Quanterix is also pushing its plasma Alzheimer's pipeline forward, generating data for a pTau 181 FDA submission through the Global Alzheimer's Platform Foundation Bio-Hermes study and working on assays for other Alzheimer's markers including pTau 217 and pTau 231.
CEO Masoud Toloue said the company expects the market will accommodate multiple test providers, particularly as "more disease modifying treatments become available" and added that "Roche's entry into the Alzheimer's diagnostic landscape is complementary to Quanterix's presence in the space."
Braunstein similarly suggested that Roche's move into plasma Alzheimer's markers could benefit other smaller players by raising the profile of such testing.
"When a company like Roche commits to developing a program like this, they are going to do a lot in the area of education," he said. C2N has also made similar educational efforts, and as a smaller firm, its global footprint is limited, and raising awareness is "an absolutely critical issue," Braunstein said.
Charlotte Teunissen, a professor of neuroscience at Amsterdam University Medical Centers, noted that Roche's large instrument installed base and its integration into existing clinical laboratory workflows give it an advantage, particularly where higher volume testing is concerned.
"While the technology of C2N is really outstanding, and they have developed the test extremely well, it is not a technology that you can export easily to a lot of other labs and put into their routine clinical laboratories," she said. "That is what the bigger companies are good at. Their technologies fit well into routine clinical chemistry laboratories."
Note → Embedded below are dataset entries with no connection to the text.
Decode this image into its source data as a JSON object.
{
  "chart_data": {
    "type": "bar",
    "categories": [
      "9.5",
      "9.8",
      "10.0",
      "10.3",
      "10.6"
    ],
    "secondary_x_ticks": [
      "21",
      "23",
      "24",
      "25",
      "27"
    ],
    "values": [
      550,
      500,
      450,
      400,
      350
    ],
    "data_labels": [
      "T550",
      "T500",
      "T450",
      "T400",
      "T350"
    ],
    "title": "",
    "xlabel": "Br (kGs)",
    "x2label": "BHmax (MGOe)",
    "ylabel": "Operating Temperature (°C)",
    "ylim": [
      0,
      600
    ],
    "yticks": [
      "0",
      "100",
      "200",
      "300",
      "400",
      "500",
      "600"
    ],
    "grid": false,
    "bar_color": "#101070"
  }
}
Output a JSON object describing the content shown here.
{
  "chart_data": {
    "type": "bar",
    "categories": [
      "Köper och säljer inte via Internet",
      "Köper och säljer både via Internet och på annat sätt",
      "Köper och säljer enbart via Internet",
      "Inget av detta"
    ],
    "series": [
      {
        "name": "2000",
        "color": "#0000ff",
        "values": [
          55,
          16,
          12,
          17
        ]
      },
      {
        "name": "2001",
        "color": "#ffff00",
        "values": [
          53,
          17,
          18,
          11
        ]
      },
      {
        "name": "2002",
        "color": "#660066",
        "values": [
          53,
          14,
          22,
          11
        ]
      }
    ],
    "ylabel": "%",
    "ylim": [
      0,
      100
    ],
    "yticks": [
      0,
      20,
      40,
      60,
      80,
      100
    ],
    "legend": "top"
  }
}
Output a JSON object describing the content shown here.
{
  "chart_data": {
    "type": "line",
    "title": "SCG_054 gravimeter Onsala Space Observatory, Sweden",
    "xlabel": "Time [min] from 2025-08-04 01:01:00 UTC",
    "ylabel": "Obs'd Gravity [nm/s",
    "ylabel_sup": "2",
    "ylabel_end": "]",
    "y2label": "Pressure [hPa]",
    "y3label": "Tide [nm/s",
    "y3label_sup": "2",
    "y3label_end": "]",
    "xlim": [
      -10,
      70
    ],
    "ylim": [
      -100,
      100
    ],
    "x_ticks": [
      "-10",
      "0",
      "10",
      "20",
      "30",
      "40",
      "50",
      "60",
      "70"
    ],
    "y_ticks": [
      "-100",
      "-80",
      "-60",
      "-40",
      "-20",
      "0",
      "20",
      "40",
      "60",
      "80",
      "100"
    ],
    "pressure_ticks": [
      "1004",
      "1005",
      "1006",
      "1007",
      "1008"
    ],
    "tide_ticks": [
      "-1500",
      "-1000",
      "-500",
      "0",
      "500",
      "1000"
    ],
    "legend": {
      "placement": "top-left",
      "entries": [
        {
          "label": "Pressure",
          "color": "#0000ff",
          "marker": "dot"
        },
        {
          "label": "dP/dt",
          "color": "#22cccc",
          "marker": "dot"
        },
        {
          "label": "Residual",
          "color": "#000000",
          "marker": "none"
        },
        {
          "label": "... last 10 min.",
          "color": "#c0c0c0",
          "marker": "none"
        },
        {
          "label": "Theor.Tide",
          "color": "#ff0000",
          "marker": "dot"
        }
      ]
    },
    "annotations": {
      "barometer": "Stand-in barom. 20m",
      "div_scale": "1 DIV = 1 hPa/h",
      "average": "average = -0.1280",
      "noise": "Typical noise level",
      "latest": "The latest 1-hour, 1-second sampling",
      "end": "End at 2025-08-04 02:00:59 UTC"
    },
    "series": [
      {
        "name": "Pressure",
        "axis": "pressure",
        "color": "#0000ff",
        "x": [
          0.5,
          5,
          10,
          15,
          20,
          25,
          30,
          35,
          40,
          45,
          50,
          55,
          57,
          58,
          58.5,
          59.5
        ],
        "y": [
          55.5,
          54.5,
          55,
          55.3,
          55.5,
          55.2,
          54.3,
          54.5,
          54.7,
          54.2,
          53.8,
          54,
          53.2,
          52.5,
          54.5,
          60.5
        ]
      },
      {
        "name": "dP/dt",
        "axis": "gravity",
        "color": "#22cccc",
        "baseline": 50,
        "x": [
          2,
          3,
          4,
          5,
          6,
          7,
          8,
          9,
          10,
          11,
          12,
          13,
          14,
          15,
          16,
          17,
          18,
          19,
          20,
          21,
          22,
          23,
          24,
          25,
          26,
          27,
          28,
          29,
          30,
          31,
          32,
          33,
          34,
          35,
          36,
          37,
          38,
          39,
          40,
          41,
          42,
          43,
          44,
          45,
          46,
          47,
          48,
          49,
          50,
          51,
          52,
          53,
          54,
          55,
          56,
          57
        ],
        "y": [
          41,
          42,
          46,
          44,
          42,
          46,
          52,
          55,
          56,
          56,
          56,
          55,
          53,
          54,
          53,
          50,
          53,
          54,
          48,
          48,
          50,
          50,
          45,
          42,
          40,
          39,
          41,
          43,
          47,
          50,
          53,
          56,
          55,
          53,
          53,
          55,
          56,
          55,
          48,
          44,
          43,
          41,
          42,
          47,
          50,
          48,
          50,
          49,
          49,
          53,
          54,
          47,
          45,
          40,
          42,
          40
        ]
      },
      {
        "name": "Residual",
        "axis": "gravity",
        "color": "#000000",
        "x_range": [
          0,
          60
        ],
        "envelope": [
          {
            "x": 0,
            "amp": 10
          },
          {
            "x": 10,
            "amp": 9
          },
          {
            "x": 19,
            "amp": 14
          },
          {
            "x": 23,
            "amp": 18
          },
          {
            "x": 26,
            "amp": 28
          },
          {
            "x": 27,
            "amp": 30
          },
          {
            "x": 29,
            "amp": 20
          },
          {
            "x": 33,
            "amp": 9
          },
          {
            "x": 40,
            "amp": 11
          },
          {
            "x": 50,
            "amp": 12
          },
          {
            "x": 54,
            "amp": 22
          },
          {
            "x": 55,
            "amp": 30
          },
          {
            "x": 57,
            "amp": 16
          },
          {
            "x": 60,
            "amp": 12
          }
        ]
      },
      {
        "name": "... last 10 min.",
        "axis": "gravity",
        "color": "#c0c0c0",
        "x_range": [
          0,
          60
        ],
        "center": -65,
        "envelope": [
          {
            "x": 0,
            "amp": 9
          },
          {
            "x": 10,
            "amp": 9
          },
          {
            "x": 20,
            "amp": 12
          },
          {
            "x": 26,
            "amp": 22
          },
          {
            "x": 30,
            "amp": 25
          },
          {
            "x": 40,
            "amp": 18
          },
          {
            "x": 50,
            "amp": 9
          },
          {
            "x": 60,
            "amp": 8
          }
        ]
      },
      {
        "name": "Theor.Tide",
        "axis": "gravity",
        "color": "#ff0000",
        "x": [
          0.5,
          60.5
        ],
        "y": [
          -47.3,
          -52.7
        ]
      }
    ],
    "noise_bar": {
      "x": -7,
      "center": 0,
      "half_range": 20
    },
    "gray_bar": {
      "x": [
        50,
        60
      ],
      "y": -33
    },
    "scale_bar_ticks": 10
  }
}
That doesn't necessarily mean Roche will take over the market, Teunissen said. She noted that while she initially thought the company would dominate CSF-based Alzheimer's testing in Europe, Fujirebio has become the leading provider there. The relative simplicity and smaller footprint of that company's immunoassays analyzers have likely contributed to its advantage in this area, she noted.
Then there is the question of how immunoassays like those being developed or offered by firms including Roche, Sysmex, and Fujirebio will stack up to the performance of mass spec-based tests like C2N's.
In particular, this could prove an issue for tests measuring plasma Aβ 42/40 ratio, where the difference between patients with and without amyloid pathology is typically only 10 to 15 percent and where drugs commonly used in older populations can significantly impact patient ratios. Some studies have indicated that this difference may be too small for tests to reliably detect and that inclusion of other markers may be necessary to provide the required performance.
Research has also shown that mass spec-based assays for Aβ 42/40 ratio do have high performance for identifying amyloid positive individuals, whereas the immunoassays evaluated did not.
Indeed, Roche moved on from a prototype immunoassay for assessing plasma Aβ 42/40 ratio due to the small difference in levels between patients with and without amyloid pathology and the challenge of measuring that difference consistently, Jordan said.
C2N does have a large competitor in the mass spec space as Quest Diagnostics last year launched its AD-DETECT product, a mass spec-based laboratory-developed test that measures Aβ42/40 ratio in plasma.
It also remains unclear how existing plasma-based tests and proposed markers will hold up when tested in larger, more diverse populations. Some studies, for instance, have indicated that markers like pTau 181, pTau 231 and NfL may perform differently in different ethnic groups.
Researchers have also seen factors like kidney function and body mass index impact results delivered by plasma markers, said Rebecca Edelmayer, senior director of medical and scientific relations at the Alzheimer's Association.
Plasma tests "need to be something that are testing broadly across a variety of individuals, across broad populations to show that the predictive value of these tests is helpful to clinicians and patients who have to make decisions about their health," she said.